Köln | aktualisiert | Die türkische Wahlkommission stellte auch die Ergebnisse der Türkischstämmigen, die abgestimmt haben, in der Bundesrepublik zur Verfügung. In Dortmund stimmten über 75 Prozent für die Änderung der Verfassung, in Düsseldorf über 69 Prozent und in Köln waren es 64,06 Prozent. Mit Nein stimmten 35,93 Prozent. Die Linken-Bundestagsabgeordnete Sevim Dagdelen wirft der Bundesregierung Versagen in der Integrationspolitik vor.

63,2 Prozent stimmen in Deutschland mit „Ja“

In allen 13 Wahllokalen in Deutschland lagen die Befürworter das Verfassungsreferendums vor den Gegnern. Die Wahlbeteiligung lag in Deutschland so die staatliche Nachrichtenagentur Anadolu bei rund 50 Prozent. In Deutschland konnten vom 27. März bis 9. April 1,4 Millionen türkische Wahlberechtigte ihre Stimme abgeben. Rechnet man alle Stimmen in Deutschland zusammen, so stimmten nach dem vorläufigen Ergebniss, die türkische Opposition kündigte an das Ergebnis anzufechten, 63,2 Prozent der in Deutschland lebenden türkischen Staatsbürger, die sich an der Wahl beteiligten, für die Verfassungsänderung.
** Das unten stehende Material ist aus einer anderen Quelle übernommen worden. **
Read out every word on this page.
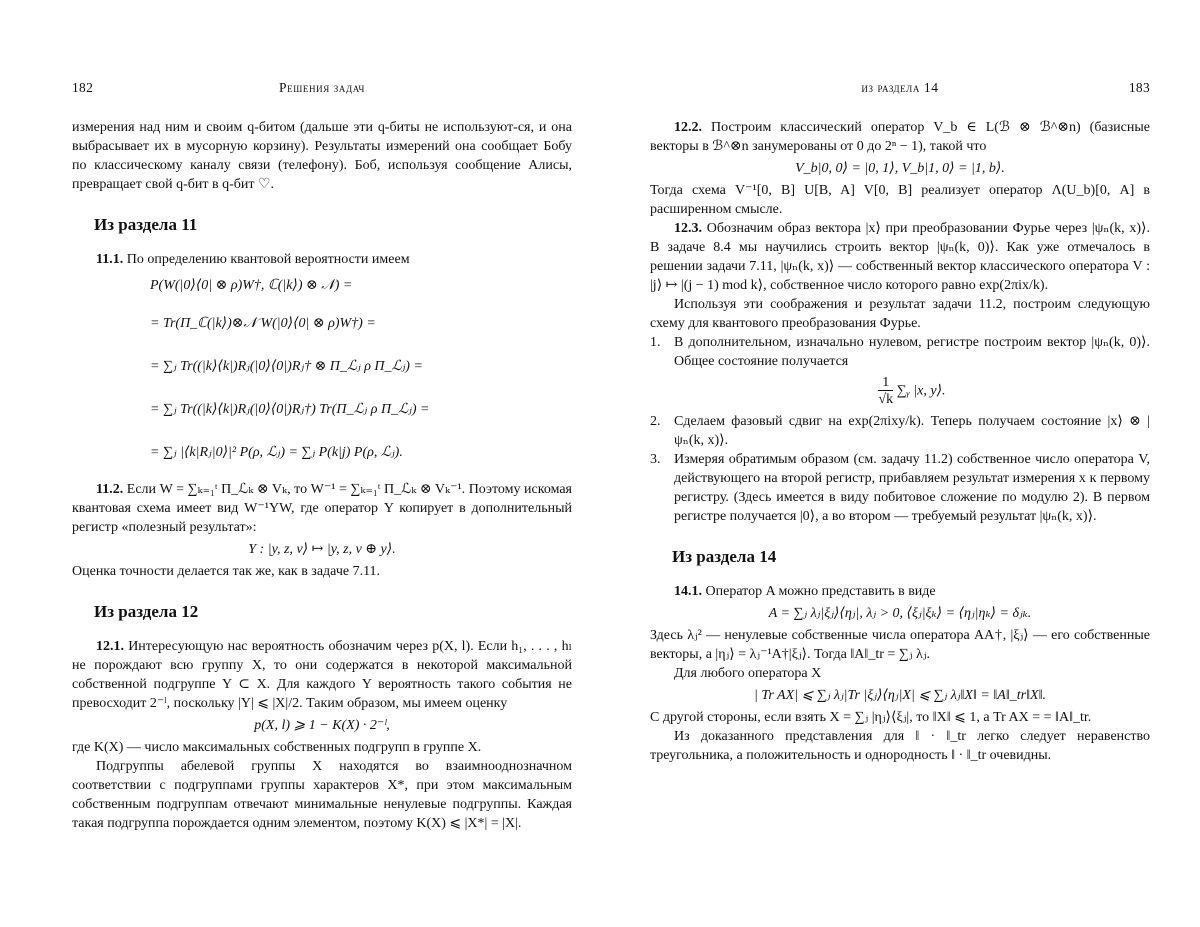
182	Решения задач

измерения над ним и своим q-битом (дальше эти q-биты не используют-ся, и она выбрасывает их в мусорную корзину). Результаты измерений она сообщает Бобу по классическому каналу связи (телефону). Боб, используя сообщение Алисы, превращает свой q-бит в q-бит ♡.

Из раздела 11

11.1. По определению квантовой вероятности имеем

P(W(|0⟩⟨0| ⊗ ρ)W†, ℂ(|k⟩) ⊗ 𝒩) =
= Tr(Π_ℂ(|k⟩)⊗𝒩 W(|0⟩⟨0| ⊗ ρ)W†) =
= ∑ⱼ Tr((|k⟩⟨k|)Rⱼ(|0⟩⟨0|)Rⱼ† ⊗ Π_ℒⱼ ρ Π_ℒⱼ) =
= ∑ⱼ Tr((|k⟩⟨k|)Rⱼ(|0⟩⟨0|)Rⱼ†) Tr(Π_ℒⱼ ρ Π_ℒⱼ) =
= ∑ⱼ |⟨k|Rⱼ|0⟩|² P(ρ, ℒⱼ) = ∑ⱼ P(k|j) P(ρ, ℒⱼ).

11.2. Если W = ∑ₖ₌₁ᵗ Π_ℒₖ ⊗ Vₖ, то W⁻¹ = ∑ₖ₌₁ᵗ Π_ℒₖ ⊗ Vₖ⁻¹. Поэтому искомая квантовая схема имеет вид W⁻¹YW, где оператор Y копирует в дополнительный регистр «полезный результат»:

Y : |y, z, v⟩ ↦ |y, z, v ⊕ y⟩.

Оценка точности делается так же, как в задаче 7.11.

Из раздела 12

12.1. Интересующую нас вероятность обозначим через p(X, l). Если h₁, . . . , hₗ не порождают всю группу X, то они содержатся в некоторой максимальной собственной подгруппе Y ⊂ X. Для каждого Y вероятность такого события не превосходит 2⁻ˡ, поскольку |Y| ⩽ |X|/2. Таким образом, мы имеем оценку

p(X, l) ⩾ 1 − K(X) · 2⁻ˡ,

где K(X) — число максимальных собственных подгрупп в группе X.

Подгруппы абелевой группы X находятся во взаимнооднозначном соответствии с подгруппами группы характеров X*, при этом максимальным собственным подгруппам отвечают минимальные ненулевые подгруппы. Каждая такая подгруппа порождается одним элементом, поэтому K(X) ⩽ |X*| = |X|.

из раздела 14	183

12.2. Построим классический оператор V_b ∈ L(ℬ ⊗ ℬ^⊗n) (базисные векторы в ℬ^⊗n занумерованы от 0 до 2ⁿ − 1), такой что

V_b|0, 0⟩ = |0, 1⟩, V_b|1, 0⟩ = |1, b⟩.

Тогда схема V⁻¹[0, B] U[B, A] V[0, B] реализует оператор Λ(U_b)[0, A] в расширенном смысле.

12.3. Обозначим образ вектора |x⟩ при преобразовании Фурье через |ψₙ(k, x)⟩. В задаче 8.4 мы научились строить вектор |ψₙ(k, 0)⟩. Как уже отмечалось в решении задачи 7.11, |ψₙ(k, x)⟩ — собственный вектор классического оператора V : |j⟩ ↦ |(j − 1) mod k⟩, собственное число которого равно exp(2πix/k).

Используя эти соображения и результат задачи 11.2, построим следующую схему для квантового преобразования Фурье.

1. В дополнительном, изначально нулевом, регистре построим вектор |ψₙ(k, 0)⟩. Общее состояние получается
$\frac{1}{√k}$ ∑ᵧ |x, y⟩.
2. Сделаем фазовый сдвиг на exp(2πixy/k). Теперь получаем состояние |x⟩ ⊗ |ψₙ(k, x)⟩.
3. Измеряя обратимым образом (см. задачу 11.2) собственное число оператора V, действующего на второй регистр, прибавляем результат измерения x к первому регистру. (Здесь имеется в виду побитовое сложение по модулю 2). В первом регистре получается |0⟩, а во втором — требуемый результат |ψₙ(k, x)⟩.
Из раздела 14

14.1. Оператор A можно представить в виде

A = ∑ⱼ λⱼ|ξⱼ⟩⟨ηⱼ|, λⱼ > 0, ⟨ξⱼ|ξₖ⟩ = ⟨ηⱼ|ηₖ⟩ = δⱼₖ.

Здесь λⱼ² — ненулевые собственные числа оператора AA†, |ξⱼ⟩ — его собственные векторы, а |ηⱼ⟩ = λⱼ⁻¹A†|ξⱼ⟩. Тогда ‖A‖_tr = ∑ⱼ λⱼ.

Для любого оператора X

| Tr AX| ⩽ ∑ⱼ λⱼ|Tr |ξⱼ⟩⟨ηⱼ|X| ⩽ ∑ⱼ λⱼ‖X‖ = ‖A‖_tr‖X‖.

С другой стороны, если взять X = ∑ⱼ |ηⱼ⟩⟨ξⱼ|, то ‖X‖ ⩽ 1, а Tr AX = = ‖A‖_tr.

Из доказанного представления для ‖ · ‖_tr легко следует неравенство треугольника, а положительность и однородность ‖ · ‖_tr очевидны.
Kritiker werfen diesen vor in Freiheit zu leben und die Autokratie in der Türkei zu wählen. Am schlechtesten schnitt das Lager der „Ja“-Sager in Berlin ab, wo nur 50,13 Prozent der Wähler für das Verfassungsreferendum stimmten. Köln lag dagegen über dem Durchschnitt. Auch in anderen europäischen Staaten stimmten die Türkeistämmigen für die Verfassungsänderung wie Belgien, Dänemark, Niederlande und Österreich. Aus den USA und Spanien gab es dagegen ein klares Nein.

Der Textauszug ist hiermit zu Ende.